While the pace of the game is certainly ramped up to an extreme, the significant imbalances inherent in URF mode are in many ways more limiting than traditional Rift games. With no concern for cooldowns or attack speed, item variance shrinks dramatically in URF, with most item builds focusing on pure damage output. Likewise, particular champions who can now ignore cooldown reduction and focus on other items become especially powerful, which results in some very frequent appearances of champions like Kayle and Nidalee (both of whom Riot has removed from the queue as their particularly unbalanced power in these games became clearer).

Beyond its frenetic pace, why would players willingly remove elements of the game from their own matches? The answer for URF is the same as it is for ARAM, even when it was still a custom game mode back in 2011, by submitting themselves to constraints, players are distilling some of their favorite aspects of League of Legends into powerfully exhilarating experiences. In doing so, they also partake in a profoundly educational experience.
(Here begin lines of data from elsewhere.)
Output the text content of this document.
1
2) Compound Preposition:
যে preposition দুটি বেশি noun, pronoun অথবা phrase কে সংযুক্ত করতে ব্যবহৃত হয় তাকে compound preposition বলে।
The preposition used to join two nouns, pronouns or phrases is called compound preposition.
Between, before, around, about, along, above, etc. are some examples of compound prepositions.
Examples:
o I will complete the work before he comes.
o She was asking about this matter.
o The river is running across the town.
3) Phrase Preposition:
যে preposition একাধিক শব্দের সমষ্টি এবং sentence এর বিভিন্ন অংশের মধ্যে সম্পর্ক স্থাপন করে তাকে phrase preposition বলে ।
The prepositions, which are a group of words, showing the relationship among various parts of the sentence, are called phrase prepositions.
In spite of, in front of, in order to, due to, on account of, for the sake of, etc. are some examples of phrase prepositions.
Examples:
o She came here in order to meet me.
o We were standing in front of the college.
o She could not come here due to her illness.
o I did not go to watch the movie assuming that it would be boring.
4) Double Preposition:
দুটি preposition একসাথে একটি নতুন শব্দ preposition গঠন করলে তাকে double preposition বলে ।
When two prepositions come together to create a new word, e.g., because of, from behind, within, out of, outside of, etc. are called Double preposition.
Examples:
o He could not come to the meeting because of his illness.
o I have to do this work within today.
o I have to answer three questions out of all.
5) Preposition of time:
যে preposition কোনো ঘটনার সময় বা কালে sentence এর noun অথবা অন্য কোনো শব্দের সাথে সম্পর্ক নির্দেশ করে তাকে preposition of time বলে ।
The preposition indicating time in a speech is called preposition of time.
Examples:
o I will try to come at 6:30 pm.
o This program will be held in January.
With so many abilities flying left and right, URF provides an excellent testing ground for skill dodging, as Erik mentions in his own post. The importance of positioning, in both solo fights and team fights, is heightened to an extreme. Likewise, reading the battlefield during heated battles becomes incredibly important. Players move concern away from resource management and towards position and map awareness. These skills they hone don’t go away when they move on from URF.
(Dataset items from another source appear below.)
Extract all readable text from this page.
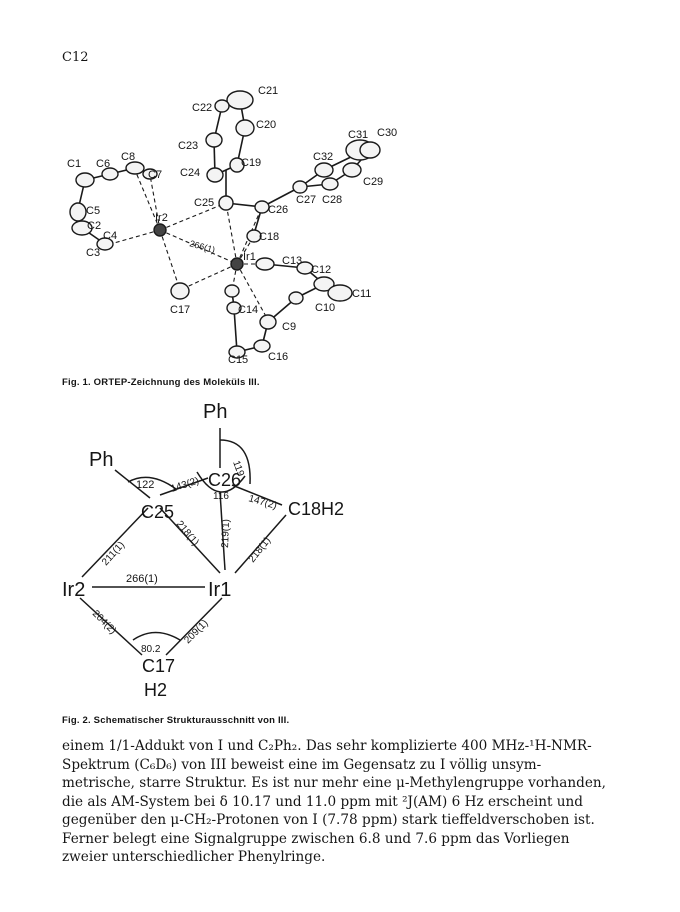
C12
C1 C6
C8
C7
C5
C2
C4
C3
Ir2
C21
C22
C20
C23
C19
C24
C25
C26
C27 C28
C32
C31 C30
C29
C18
266(1)
Ir1 C13
C12
C11
C10
C14
C9
C15 C16
C17
Fig. 1. ORTEP-Zeichnung des Moleküls III.
Ph
Ph
122 143(2)
C25
C26
119
116 147(2) C18H2
211(1)
218(1) 219(1)
218(1)
Ir2	266(1)	Ir1
204(2)	209(1)
80.2
C17
H2
Fig. 2. Schematischer Strukturausschnitt von III.
einem 1/1-Addukt von I und C₂Ph₂. Das sehr komplizierte 400 MHz-¹H-NMR-
Spektrum (C₆D₆) von III beweist eine im Gegensatz zu I völlig unsym-
metrische, starre Struktur. Es ist nur mehr eine μ-Methylengruppe vorhanden,
die als AM-System bei δ 10.17 und 11.0 ppm mit ²J(AM) 6 Hz erscheint und
gegenüber den μ-CH₂-Protonen von I (7.78 ppm) stark tieffeldverschoben ist.
Ferner belegt eine Signalgruppe zwischen 6.8 und 7.6 ppm das Vorliegen
zweier unterschiedlicher Phenylringe.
The same goes for teamwork competence. For an excellent example, check out the professional match between North American teams Cloud 9 and Team SoloMid below. As part of the April Fools’ extravaganza, the two teams played against each other with all the madness that Ultra Rapid Fire entails. Even with the chaos of URF, their absolute mastery of the game is still on display. Their communication remains top notch and even Kobe’s interruption mid-match demonstrates TheOddOne’s calm under pressure. Excellent timing, communication, and synergy all become increasingly important as aspects of traditional League of Legends are stripped from the experience.

Breaking a game, any game really, is a powerful learning opportunity and everyone who has played Ultra Rapid Fire mode should have a new found respect for Riot Game’s stellar balancing skills. Indeed, intentionally unbalancing the game also makes us all better critical players, and not just of League of Legends, but of all competitive multiplayer games. Wrapping your mind around the possibilities that URF provides is in some ways an exercise in game design. Who might stand out that would otherwise be overlooked? What abilities or play styles should one most emulate or avoid? Experimenting with broken design lets you examine the ways small changes could have profound effects on play. We are all better for having played an unbalanced version of a well designed game.
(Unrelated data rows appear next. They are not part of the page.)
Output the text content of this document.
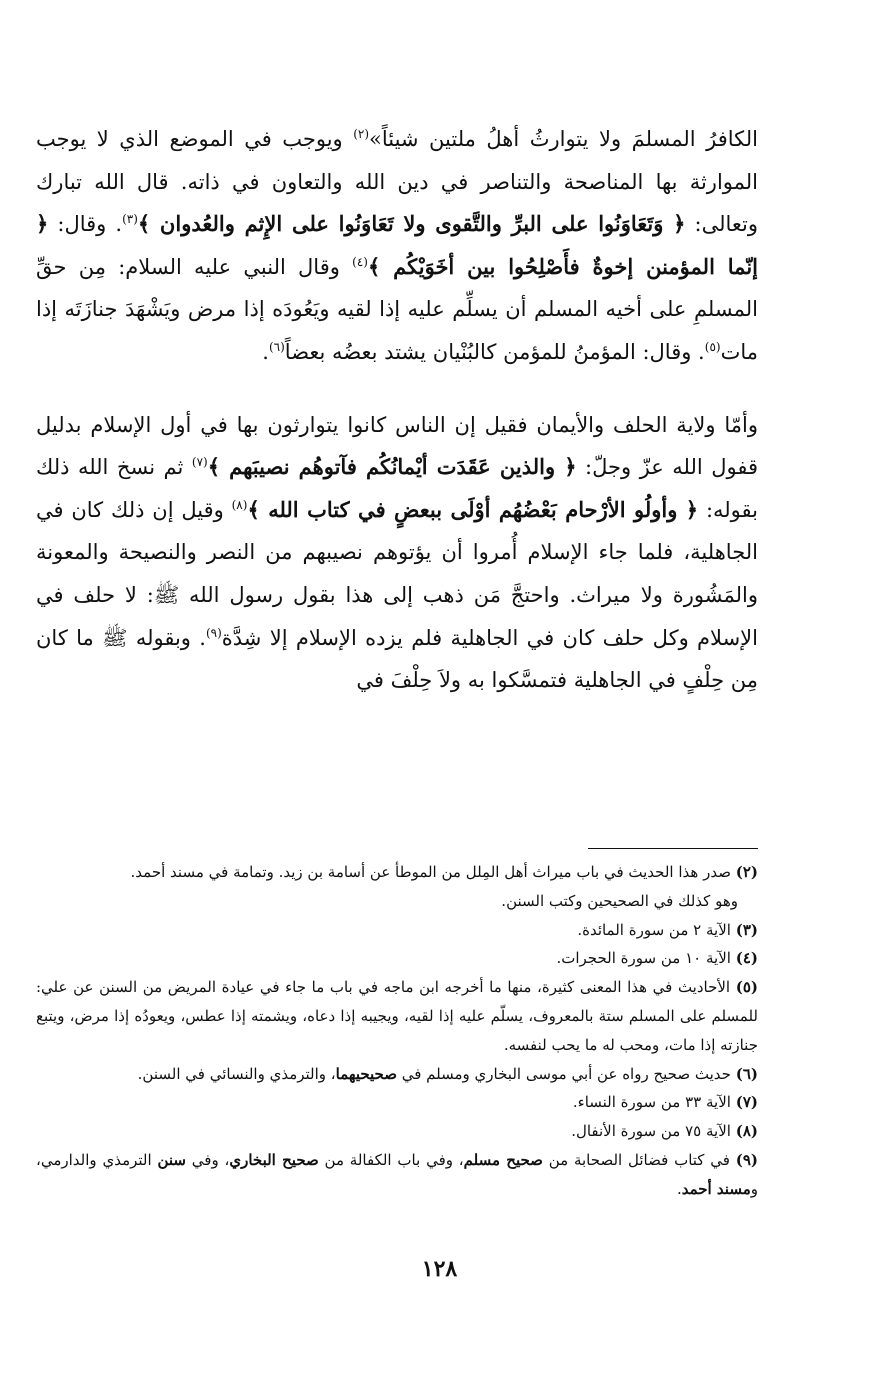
الكافرُ المسلمَ ولا يتوارثُ أهلُ ملتين شيئاً»$^{(٢)}$ ويوجب في الموضع الذي لا يوجب الموارثة بها المناصحة والتناصر في دين الله والتعاون في ذاته. قال الله تبارك وتعالى: ﴿ وَتَعَاوَنُوا على البرِّ والتَّقوى ولا تَعَاوَنُوا على الإِثم والعُدوان ﴾$^{(٣)}$. وقال: ﴿ إنّما المؤمنن إخوةٌ فأَصْلِحُوا بين أخَوَيْكُم ﴾$^{(٤)}$ وقال النبي عليه السلام: مِن حقِّ المسلمِ على أخيه المسلم أن يسلِّم عليه إذا لقيه ويَعُودَه إذا مرض ويَشْهَدَ جنازَتَه إذا مات$^{(٥)}$. وقال: المؤمنُ للمؤمن كالبُنْيان يشتد بعضُه بعضاً$^{(٦)}$.

وأمّا ولاية الحلف والأيمان فقيل إن الناس كانوا يتوارثون بها في أول الإسلام بدليل قفول الله عزّ وجلّ: ﴿ والذين عَقَدَت أيْمانُكُم فآتوهُم نصيبَهم ﴾$^{(٧)}$ ثم نسخ الله ذلك بقوله: ﴿ وأولُو الأرْحام بَعْضُهُم أوْلَى ببعضٍ في كتاب الله ﴾$^{(٨)}$ وقيل إن ذلك كان في الجاهلية، فلما جاء الإسلام أُمروا أن يؤتوهم نصيبهم من النصر والنصيحة والمعونة والمَشُورة ولا ميراث. واحتجَّ مَن ذهب إلى هذا بقول رسول الله ﷺ: لا حلف في الإسلام وكل حلف كان في الجاهلية فلم يزده الإسلام إلا شِدَّة$^{(٩)}$. وبقوله ﷺ ما كان مِن حِلْفٍ في الجاهلية فتمسَّكوا به ولاَ حِلْفَ في

(٢) صدر هذا الحديث في باب ميراث أهل المِلل من الموطأ عن أسامة بن زيد. وتمامة في مسند أحمد.

وهو كذلك في الصحيحين وكتب السنن.

(٣) الآية ٢ من سورة المائدة.

(٤) الآية ١٠ من سورة الحجرات.

(٥) الأحاديث في هذا المعنى كثيرة، منها ما أخرجه ابن ماجه في باب ما جاء في عيادة المريض من السنن عن علي: للمسلم على المسلم ستة بالمعروف، يسلّم عليه إذا لقيه، ويجيبه إذا دعاه، ويشمته إذا عطس، ويعودُه إذا مرض، ويتبع جنازته إذا مات، ومحب له ما يحب لنفسه.

(٦) حديث صحيح رواه عن أبي موسى البخاري ومسلم في صحيحيهما، والترمذي والنسائي في السنن.

(٧) الآية ٣٣ من سورة النساء.

(٨) الآية ٧٥ من سورة الأنفال.

(٩) في كتاب فضائل الصحابة من صحيح مسلم، وفي باب الكفالة من صحيح البخاري، وفي سنن الترمذي والدارمي، ومسند أحمد.

١٢٨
All that being said, Erik is right, URF should definitely be temporary, but not because it takes the joy out of League of Legends. Rather, the diluted experience is too much of a good thing. When Riot removes URF, we go back to League with new skills to try out and new ways to appreciate the game, which in turn prepares us for Riot’s next educational experiment. Even now, Riot is already trying to balance URF, which as I see it actually undermines the beauty of its extremes. We should embrace the madness, rejoice in the irony of Riot’s attempt to “abolish anti-fun,” which only magnifies the significance of their masterfully crafted competitive game.